Our finding that lamin B1 is not expressed at the surface of blebs is in striking contrast with the finding that other autoantigens, such as Ro and La, are expressed at the surface of blebs. As discussed by Clancy et al, the demonstration of antibody binding to the surface of apoptotic cells is a potentially critical link to the physiopathologic mechanisms applicable to anti-Ro and anti-La, but obviously this is not generalizable to all autoantigens such as lamin B1.
These data raise the important question of the predictability of autoantigen expression at the surface versus the interior of apoptotic blebs (i.e., why are certain autoantigens expressed at the surface while others are not?). Autoantigens such as Ro and actin (4) that are translocated at the external surface of the blebs are cytoplasmic. Even the La nuclear antigen is known to shuttle between nucleus and cytoplasm, playing a role in the biogenesis of RNA polymerase III transcripts and translation (5). Indeed, La is predominantly, but not exclusively, immunolocalized to the nucleus in nonapoptotic cells (6). Furthermore, the signal for La to reenter the nucleus, located in the La C-terminus, is cleaved during early apoptosis, causing La accumulation in the cytoplasm (7).

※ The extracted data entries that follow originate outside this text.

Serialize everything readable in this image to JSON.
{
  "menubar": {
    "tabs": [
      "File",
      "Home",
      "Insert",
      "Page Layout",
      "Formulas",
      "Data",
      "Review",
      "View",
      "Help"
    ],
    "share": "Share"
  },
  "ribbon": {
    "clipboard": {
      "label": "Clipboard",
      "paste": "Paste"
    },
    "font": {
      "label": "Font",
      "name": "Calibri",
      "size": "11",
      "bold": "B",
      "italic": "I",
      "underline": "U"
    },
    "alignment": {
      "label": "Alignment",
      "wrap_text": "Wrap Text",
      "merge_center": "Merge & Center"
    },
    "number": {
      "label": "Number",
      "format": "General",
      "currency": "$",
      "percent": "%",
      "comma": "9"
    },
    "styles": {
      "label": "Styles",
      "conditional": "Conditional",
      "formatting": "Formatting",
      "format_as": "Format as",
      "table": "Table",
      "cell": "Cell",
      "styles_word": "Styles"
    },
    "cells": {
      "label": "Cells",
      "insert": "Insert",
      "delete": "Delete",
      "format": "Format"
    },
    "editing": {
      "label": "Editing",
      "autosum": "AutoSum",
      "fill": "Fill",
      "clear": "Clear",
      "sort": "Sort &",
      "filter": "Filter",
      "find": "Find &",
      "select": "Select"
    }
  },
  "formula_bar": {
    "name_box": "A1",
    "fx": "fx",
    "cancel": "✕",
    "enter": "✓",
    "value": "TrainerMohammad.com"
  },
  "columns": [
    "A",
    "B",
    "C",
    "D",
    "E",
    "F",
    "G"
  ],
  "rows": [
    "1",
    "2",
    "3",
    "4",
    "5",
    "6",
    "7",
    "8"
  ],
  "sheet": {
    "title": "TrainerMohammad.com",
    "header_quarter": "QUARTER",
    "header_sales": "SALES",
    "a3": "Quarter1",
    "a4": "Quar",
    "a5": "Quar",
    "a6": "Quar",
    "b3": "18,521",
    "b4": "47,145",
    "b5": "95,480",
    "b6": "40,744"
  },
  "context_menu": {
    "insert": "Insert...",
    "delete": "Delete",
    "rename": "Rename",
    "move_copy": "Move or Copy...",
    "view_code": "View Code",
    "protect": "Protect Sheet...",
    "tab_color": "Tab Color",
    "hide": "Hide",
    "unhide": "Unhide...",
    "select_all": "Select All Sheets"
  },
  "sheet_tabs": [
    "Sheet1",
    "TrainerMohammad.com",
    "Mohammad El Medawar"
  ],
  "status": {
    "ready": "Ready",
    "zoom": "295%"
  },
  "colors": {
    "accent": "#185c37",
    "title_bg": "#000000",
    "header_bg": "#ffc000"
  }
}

In contrast, nuclear lamin B1 is an inner nuclear membrane–anchored protein, a member of the intermediate filament family of proteins, and one of the major components of the nuclear lamina (for review, see ref. 8). In nonapoptotic cells, lamin B1 immunodetection is strictly nuclear, in contrast with the autoantigens mentioned above. During mitosis, the nuclear lamina filament network is disassembled and reassembled, and lamin B1 tends to remain associated with the nuclear membrane (9). During apoptosis, lamin B1 is cleaved by caspase 6 but remains associated with the inner nuclear membrane (10). In apoptotic blebs, lamin B1 is consistently colocalized with a nuclear-like membrane structure. Thus, we conclude that the only autoantigen sequestered within apoptotic blebs is the only one with a strict nuclear origin.
Therefore, we hypothesize that soluble autoantigens with a cytoplasmic or nonexclusive nuclear origin have the potential to be translocated to the apoptotic bleb surface. Thus, many autoantigens would be potentially accessible to their cognate circulating autoantibodies, and this interaction may contribute to pathogenesis. However, we further hypothesize that this mechanism is not universally applicable to all autoantigens, particularly insoluble autoantigens from a strict nuclear origin such as lamin B1.